А Лоренцо Медичи толкует о равновесии сил! Идет война и будет идти! Я укрощу их мечом, если они не послушаются слова духовного, обрушу гнев свой на их твердыни, сокрушу их…

Покрытому пылью и замученному ездой гонцу пришлось подойти к самому папскому ложу, как было приказано. И он, встав на колени перед умирающим архипастырем, дрожащим голосом сообщил новость. Лоренцо Медичи, решив установить спокойствие в стране, помирил воюющие стороны, союзники папы отпали, и в Баньоло подписан мир…

Тут сердце папы сжалось такой ужасной судорогой, что он, выпучив глаза, поспешно стал искать взглядом, на чем бы его остановить. Перед ним было распятие в руках духовника, и вот, глядя на тело, измученное и повисшее на гвоздях спасения, он испустил последний вздох. И колокола, колокола, колокола по всему Риму, под гул битвы и пушек, возвестили о том, что папа умер.

КАМЕНЬ ГОВОРИТ

Мальчик и монах сидели на крыльце, глядя на темнеющую окрестность. Монах держал руку мальчика в своих загрубелых нищенских ладонях, полон доброго желания рассказать о чем-нибудь еще. Он уже рассказал о том, как славный синьор, святой синьор Франциск велел горлицам никогда не улетать из монастыря, как он ездил обращать султана вавилонского, как видел монастырь, окруженный дьяволами, как святой брат Джинепро варил для святой трапезы кур прямо с перьями, – обо всем как есть рассказал и теперь задумался.

– Еще… – попросил мальчик. – Еще о том, как святой синьор Франциск укротил злого волка из Аггобии.

Но тут старый монах испуганно замахал рукой, так что рукав его отрепанного подрясника, развеваясь во все стороны, разогнал слова мальчика.

– Что ты, что ты! – сердито промолвил он. – Нипочем не стану!

Мальчик с удивлением поглядел на его гневное лицо. Старичок встал, чтоб уйти, – с таким видом, будто страшно оскорблен, можно сказать, на всю жизнь.

– Нет… нет… – дрожащим голосом жалобно прошептал он. – Не ждал я, что ты тоже так ко мне отнесешься, Микеланджело…

– Фра Тимотео! Фра Тимотео! – испугался мальчик, так крепко схватившись за подол монашьей одежды, что одна заплата треснула и высунула свой длинный тряпичный язык. – Фра Тимотео, не сердитесь! Я не знал, что вам будет неприятно!

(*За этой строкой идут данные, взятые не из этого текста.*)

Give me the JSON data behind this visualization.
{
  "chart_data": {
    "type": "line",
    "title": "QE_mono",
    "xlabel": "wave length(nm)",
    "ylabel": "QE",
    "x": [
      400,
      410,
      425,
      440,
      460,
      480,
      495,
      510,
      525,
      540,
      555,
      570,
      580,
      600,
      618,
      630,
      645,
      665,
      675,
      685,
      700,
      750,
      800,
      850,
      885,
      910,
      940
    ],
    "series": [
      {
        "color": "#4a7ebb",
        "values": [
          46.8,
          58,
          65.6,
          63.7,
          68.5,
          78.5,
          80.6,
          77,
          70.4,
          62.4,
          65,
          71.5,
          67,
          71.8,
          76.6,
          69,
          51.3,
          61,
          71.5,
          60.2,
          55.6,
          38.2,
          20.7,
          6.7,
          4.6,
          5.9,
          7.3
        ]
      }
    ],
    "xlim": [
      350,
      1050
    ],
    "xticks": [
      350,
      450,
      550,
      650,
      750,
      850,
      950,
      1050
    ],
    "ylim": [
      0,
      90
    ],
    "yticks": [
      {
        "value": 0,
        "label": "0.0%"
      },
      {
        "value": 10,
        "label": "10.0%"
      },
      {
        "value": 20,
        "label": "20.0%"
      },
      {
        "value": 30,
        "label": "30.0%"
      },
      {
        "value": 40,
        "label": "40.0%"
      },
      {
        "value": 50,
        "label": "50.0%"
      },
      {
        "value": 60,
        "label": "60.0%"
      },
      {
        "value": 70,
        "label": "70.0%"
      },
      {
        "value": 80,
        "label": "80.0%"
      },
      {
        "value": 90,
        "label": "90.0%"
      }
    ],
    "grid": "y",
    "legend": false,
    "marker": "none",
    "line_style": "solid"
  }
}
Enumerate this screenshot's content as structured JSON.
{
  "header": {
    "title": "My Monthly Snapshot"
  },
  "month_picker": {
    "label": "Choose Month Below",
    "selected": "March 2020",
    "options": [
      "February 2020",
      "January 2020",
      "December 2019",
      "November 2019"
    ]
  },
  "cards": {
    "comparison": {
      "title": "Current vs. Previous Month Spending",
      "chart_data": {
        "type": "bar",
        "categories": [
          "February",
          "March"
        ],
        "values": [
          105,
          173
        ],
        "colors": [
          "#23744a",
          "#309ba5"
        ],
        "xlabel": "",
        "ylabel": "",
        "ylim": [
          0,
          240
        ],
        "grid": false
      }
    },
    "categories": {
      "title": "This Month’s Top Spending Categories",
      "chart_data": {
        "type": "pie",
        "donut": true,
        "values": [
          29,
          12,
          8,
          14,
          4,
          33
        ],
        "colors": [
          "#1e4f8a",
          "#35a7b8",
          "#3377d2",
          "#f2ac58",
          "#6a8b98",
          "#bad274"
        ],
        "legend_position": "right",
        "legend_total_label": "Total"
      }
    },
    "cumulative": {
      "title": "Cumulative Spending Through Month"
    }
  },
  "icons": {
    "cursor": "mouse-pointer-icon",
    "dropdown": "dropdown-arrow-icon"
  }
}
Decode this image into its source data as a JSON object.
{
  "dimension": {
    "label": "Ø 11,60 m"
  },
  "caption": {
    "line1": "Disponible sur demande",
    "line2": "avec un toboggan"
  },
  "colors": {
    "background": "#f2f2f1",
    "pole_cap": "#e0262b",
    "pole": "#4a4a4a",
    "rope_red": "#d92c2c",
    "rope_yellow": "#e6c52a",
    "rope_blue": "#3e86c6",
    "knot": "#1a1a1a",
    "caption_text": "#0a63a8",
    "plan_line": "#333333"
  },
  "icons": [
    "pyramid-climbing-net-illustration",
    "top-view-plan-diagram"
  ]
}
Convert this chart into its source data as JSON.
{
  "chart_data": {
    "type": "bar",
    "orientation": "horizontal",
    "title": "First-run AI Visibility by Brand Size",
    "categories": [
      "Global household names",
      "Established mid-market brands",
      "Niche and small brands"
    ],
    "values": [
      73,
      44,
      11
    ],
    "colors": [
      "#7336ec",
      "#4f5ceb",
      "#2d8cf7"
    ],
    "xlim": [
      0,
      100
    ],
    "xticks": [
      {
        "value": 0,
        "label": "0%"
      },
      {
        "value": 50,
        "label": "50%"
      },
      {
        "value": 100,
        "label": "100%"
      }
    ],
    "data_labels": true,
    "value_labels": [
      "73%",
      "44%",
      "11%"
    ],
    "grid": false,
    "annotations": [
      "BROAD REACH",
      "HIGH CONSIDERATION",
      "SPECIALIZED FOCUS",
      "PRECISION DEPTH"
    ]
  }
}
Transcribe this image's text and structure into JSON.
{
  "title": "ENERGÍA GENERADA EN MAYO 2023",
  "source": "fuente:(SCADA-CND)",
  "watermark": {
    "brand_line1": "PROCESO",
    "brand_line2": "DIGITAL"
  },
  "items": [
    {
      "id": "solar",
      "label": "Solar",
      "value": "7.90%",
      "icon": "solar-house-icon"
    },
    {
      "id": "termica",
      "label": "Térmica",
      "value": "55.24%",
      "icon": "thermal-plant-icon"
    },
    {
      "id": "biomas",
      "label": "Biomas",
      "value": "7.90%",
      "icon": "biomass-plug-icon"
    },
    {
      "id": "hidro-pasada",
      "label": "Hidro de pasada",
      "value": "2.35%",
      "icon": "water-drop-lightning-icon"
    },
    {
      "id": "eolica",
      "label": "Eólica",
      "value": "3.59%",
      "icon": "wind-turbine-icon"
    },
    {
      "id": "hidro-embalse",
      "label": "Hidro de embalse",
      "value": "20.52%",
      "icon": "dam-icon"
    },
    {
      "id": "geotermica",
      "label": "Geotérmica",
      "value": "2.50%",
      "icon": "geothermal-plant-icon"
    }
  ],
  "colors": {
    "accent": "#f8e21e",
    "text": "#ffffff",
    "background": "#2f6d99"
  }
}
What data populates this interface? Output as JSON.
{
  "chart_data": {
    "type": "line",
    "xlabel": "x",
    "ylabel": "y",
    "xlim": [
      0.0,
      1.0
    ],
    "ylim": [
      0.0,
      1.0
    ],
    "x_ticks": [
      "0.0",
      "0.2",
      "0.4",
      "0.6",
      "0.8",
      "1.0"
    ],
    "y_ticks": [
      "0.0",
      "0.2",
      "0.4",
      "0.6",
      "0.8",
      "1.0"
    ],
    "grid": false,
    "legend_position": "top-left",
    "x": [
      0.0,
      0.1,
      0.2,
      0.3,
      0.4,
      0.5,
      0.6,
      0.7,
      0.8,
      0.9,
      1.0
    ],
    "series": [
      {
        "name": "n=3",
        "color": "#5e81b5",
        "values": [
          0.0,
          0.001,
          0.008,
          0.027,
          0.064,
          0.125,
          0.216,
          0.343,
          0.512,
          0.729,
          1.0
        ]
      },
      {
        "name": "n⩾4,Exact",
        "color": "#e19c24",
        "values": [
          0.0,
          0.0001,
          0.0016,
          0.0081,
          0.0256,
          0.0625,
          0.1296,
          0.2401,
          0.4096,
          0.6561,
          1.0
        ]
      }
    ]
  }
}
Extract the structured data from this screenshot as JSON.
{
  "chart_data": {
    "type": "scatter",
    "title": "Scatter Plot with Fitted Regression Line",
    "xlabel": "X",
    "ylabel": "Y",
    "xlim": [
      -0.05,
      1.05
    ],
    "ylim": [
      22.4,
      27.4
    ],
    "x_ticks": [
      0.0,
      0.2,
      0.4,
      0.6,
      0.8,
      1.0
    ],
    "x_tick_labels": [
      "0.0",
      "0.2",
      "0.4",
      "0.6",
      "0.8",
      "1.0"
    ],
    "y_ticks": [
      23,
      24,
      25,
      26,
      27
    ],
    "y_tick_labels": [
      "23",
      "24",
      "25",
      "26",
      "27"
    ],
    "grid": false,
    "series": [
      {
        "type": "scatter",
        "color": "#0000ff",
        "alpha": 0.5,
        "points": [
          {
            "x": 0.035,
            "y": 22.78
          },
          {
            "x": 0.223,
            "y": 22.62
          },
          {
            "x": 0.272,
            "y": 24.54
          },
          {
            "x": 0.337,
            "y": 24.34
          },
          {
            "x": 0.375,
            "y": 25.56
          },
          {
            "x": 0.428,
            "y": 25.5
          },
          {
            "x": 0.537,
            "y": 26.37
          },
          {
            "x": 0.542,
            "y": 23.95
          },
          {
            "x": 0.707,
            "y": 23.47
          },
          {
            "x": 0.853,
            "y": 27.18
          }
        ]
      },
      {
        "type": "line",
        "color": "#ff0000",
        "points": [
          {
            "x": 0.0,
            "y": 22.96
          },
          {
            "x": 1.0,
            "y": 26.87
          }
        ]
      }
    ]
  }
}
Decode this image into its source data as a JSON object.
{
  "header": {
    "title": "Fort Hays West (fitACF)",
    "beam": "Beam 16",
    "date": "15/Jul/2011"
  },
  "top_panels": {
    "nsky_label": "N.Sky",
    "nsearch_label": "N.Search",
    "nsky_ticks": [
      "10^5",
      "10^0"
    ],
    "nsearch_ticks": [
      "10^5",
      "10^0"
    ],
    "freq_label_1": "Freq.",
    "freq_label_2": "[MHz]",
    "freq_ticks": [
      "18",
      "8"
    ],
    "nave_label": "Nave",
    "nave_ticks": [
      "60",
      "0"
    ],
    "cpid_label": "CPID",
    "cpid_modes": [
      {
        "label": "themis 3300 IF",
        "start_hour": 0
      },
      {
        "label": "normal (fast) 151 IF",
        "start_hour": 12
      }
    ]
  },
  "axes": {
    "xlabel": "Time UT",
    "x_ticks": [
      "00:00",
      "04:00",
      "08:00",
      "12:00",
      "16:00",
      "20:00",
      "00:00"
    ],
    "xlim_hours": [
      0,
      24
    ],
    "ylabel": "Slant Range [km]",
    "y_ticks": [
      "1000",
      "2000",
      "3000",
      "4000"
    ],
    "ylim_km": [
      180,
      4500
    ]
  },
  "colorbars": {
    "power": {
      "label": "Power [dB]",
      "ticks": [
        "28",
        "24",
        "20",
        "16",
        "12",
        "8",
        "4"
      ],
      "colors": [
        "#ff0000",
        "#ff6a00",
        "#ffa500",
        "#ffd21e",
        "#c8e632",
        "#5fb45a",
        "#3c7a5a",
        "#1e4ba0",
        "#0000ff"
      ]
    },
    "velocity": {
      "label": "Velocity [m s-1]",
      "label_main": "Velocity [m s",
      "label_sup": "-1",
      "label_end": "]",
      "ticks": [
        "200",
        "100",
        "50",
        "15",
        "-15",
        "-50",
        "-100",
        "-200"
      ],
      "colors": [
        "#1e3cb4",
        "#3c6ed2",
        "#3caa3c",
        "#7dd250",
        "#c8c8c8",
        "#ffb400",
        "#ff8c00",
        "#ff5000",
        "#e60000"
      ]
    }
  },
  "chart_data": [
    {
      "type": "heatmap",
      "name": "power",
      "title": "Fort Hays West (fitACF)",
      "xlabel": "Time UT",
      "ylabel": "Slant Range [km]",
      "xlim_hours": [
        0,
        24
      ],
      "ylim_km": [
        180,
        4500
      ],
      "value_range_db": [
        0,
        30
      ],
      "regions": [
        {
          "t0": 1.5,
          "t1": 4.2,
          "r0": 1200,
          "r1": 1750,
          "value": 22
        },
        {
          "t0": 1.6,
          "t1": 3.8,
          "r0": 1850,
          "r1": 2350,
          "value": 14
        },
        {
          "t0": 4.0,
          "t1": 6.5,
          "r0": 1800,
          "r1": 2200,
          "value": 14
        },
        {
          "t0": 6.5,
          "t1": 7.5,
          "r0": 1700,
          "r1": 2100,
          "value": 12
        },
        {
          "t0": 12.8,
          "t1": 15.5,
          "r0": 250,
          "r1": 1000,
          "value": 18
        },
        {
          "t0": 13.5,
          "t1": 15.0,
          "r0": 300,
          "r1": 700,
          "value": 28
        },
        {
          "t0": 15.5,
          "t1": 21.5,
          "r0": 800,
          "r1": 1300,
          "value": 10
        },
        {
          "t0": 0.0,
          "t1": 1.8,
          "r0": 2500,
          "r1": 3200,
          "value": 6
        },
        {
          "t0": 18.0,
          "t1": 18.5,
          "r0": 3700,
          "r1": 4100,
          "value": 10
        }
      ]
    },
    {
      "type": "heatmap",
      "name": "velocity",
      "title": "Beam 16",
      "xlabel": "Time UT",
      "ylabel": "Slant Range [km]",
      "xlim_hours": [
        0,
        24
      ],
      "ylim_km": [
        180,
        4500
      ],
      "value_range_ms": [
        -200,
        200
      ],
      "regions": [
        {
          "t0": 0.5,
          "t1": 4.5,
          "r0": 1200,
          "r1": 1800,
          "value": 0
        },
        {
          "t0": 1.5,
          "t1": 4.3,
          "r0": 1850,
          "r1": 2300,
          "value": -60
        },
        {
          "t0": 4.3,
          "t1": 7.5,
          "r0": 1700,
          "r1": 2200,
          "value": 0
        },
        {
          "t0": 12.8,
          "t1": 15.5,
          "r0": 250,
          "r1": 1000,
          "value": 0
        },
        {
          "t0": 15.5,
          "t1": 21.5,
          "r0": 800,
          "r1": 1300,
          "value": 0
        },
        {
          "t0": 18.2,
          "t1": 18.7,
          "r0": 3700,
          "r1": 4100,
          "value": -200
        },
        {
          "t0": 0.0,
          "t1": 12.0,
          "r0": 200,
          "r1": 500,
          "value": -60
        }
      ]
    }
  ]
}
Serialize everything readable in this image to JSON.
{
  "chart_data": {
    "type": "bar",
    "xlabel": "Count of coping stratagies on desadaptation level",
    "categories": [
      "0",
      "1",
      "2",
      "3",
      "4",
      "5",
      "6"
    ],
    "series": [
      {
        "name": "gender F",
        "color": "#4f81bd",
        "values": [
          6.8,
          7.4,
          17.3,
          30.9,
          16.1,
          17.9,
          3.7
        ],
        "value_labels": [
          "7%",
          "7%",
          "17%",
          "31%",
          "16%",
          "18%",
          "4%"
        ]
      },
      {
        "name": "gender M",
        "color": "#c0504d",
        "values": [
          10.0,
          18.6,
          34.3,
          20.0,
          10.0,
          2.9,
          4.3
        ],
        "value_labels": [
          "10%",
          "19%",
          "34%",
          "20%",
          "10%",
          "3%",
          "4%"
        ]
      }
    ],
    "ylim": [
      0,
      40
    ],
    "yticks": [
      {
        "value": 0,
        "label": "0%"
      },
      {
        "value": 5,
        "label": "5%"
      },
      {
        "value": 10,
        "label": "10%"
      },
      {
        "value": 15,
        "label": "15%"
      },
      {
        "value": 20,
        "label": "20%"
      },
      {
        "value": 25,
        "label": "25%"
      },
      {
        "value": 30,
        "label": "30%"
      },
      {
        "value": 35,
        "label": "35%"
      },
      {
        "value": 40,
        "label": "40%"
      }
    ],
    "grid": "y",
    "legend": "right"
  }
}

– Ну да, – укоризненно промолвил старичок. – Да к тому ж еще подрясник мне разорвал. Братья в монастыре скажут: "Опять фра Тимотео с озорниками дрался". Ни минутки я у тебя не останусь, ни минутки, и обещанного ужина ждать не стану, нет… нет!.. – ворчал он с раздраженьем…

– Фра Тимотео! – плаксиво вскрикнул мальчик, меж тем как от дрожащей руки его дыра в подряснике расползалась все шире. – Я не хотел сказать ничего плохого… Это меня Франческо надоумил… Ежели, говорит, фра Тимотео опять начнет что-нибудь тебе рассказывать, попроси – чтоб насчет злого волка из Аггобии рассказал!

– Да! Все вы безобразники! Вот пожалуюсь магистру Урбино, чтоб он вас обоих выдрал, – потешаетесь над стариком, да еще вон подрясник мне рвешь. Скажет братия в монастыре: "Напился наш фра Тимотео, в канаву упал, вот и вернулся рваный такой". Но я расскажу, я не дамся, перед всей трапезной так и скажу: это мне Микеланджело Буонарроти устроил, оттого что безобразник! Вот увидишь, скажу! Думаешь, нет? Да не то что перед трапезной, а перед целым собором выложу…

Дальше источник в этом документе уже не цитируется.